I worked as a Chef in a restaurant called Pounders on the Island of Oahu for about a year making pizzas, burgers and all assortment of other dishes and I am sure that the best and more unique toppings are not even things you have deemed to consider. Creativity is the brand and I feel that food is just another medium, the combination of flavors and making sure that they can all compliment each other, im pretty dorky about it. a conessoior Is what I would consider myself.
I prefer a wood fired pizza with a thin crust if I have my best more opportune choice in pizza,
but to start you will need to make some crust, you can always buy your crust but I am not sure how much better it will be.
The Fat Boy
here is the recipe I normally reference for crust, I lost the one we used in the restaurant but this one is just as good. Some notes, you can use all- purpose flour but the bread flour really makes it a superior crust.
what you need
1 cup warm water (110 degrees F/45 degrees C)
1 (.25 ounce) package active dry yeast
1 teaspoon white sugar
2 ½ cups bread flour
2 tablespoons olive oil
1 teaspoon salt
Instructions
1. Preheat oven to 450 degrees F (230 degrees C). Lightly grease a pizza pan
2. Place warm water in a bowl; add yeast and sugar. Mix and let stand until creamy, about 10 minutes.
3. Add flour, oil, and salt to the yeast mixture; beat until smooth. You can do this by hand or use a stand mixer fitted with a dough hook to make it easier. Let rest for 5 minutes.
4. Turn dough out onto a lightly floured surface and pat or roll into a 12-inch circle. Transfer to the prepared pizza pan.
5. Spread crust with sauce and toppings of your choice.
6. Bake in the preheated oven until golden brown, 15 to 20 minutes. Remove from the oven and let cool for 5 minutes before serving.
found on "all recipes"
Now the fun part. Toppings
My specialty pizza with all the pizzazz, is what I like to call, The Fat Boy
Named after the bomb dropped on Nagasaki it is sure to have an atomic affect on your flavor palette
what you need
Crust
BBQ Sauce
Pesto
Srircha Mayo
(1/2 mayo, 1/2 srircha)
Red peppers
Garlic
Oil
Purple onion
Grilled chicken
Mossarella
Parmesan
Instructions
1.
The base is a combination of pesto and barbecue, both need to be even coverage, 1:1 ratio.

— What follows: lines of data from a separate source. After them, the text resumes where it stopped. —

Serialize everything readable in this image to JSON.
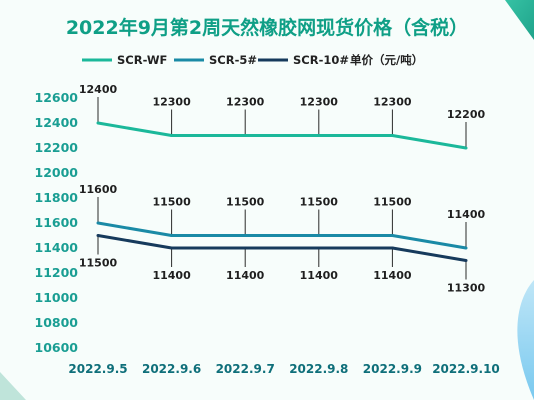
{
  "chart_data": {
    "type": "line",
    "title": "2022年9月第2周天然橡胶网现货价格（含税）",
    "unit_label": "单价（元/吨）",
    "categories": [
      "2022.9.5",
      "2022.9.6",
      "2022.9.7",
      "2022.9.8",
      "2022.9.9",
      "2022.9.10"
    ],
    "series": [
      {
        "name": "SCR-WF",
        "values": [
          12400,
          12300,
          12300,
          12300,
          12300,
          12200
        ],
        "color": "#1bb89a",
        "label_position": "above"
      },
      {
        "name": "SCR-5#",
        "values": [
          11600,
          11500,
          11500,
          11500,
          11500,
          11400
        ],
        "color": "#1a8aa6",
        "label_position": "above"
      },
      {
        "name": "SCR-10#",
        "values": [
          11500,
          11400,
          11400,
          11400,
          11400,
          11300
        ],
        "color": "#163a5c",
        "label_position": "below"
      }
    ],
    "yticks": [
      10600,
      10800,
      11000,
      11200,
      11400,
      11600,
      11800,
      12000,
      12200,
      12400,
      12600
    ],
    "ylim": [
      10600,
      12600
    ],
    "grid": false,
    "legend_position": "top"
  }
}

2. To prep your Onion and Pepper thing slices are going to be the best way to do this. The Onion will be placed on raw. but To prepare the Red pepper start with a pan and the Garlic and Oil, roasting the garlic to create a garlic oil then place the red pepper slices into the oil and let them cook until they are soft and juicy.
3. Chicken should be lightly seasoned and then cut into small chunks.
4. Place the Mossarella in an even covering over the pesto/BBQ combo, then place even amounts of onion, Red pepper and chicken covering the cheese.
5. Add an additional light layer of mossarella and Parmesan. (if you still have your Garlic Oil from the peppers you are more than welcome to brush it along the crust it should help give it more a golden brown toast with extra flavor)
6. Cook the pizza until it is Golden brown and the cheese is melted. I dont really know how long this really is. It depends on how you are cooking it, in a woodier oven it could be around 7 minutes but in a standard home oven could be more like 25 minutes. so I would just recommend to keep an eye on it.
7. Once the Pizza is out of the oven, take your Sriracha Mayo and pipe it over the top of the pizza, a pretty solid amount is what I always choose to add because I feel it really amps up the sweet/ spicy collection of flavors.
my mouth is absolutely watering just thinking about how delish this pizza is, if you try it let me know.. also I dont know if I was skipping steps or if I laid it out well enough, I tried to write my own recipe since I was the one insane enough to combine such flavors. OOOOOoo so yummy, ENJOY!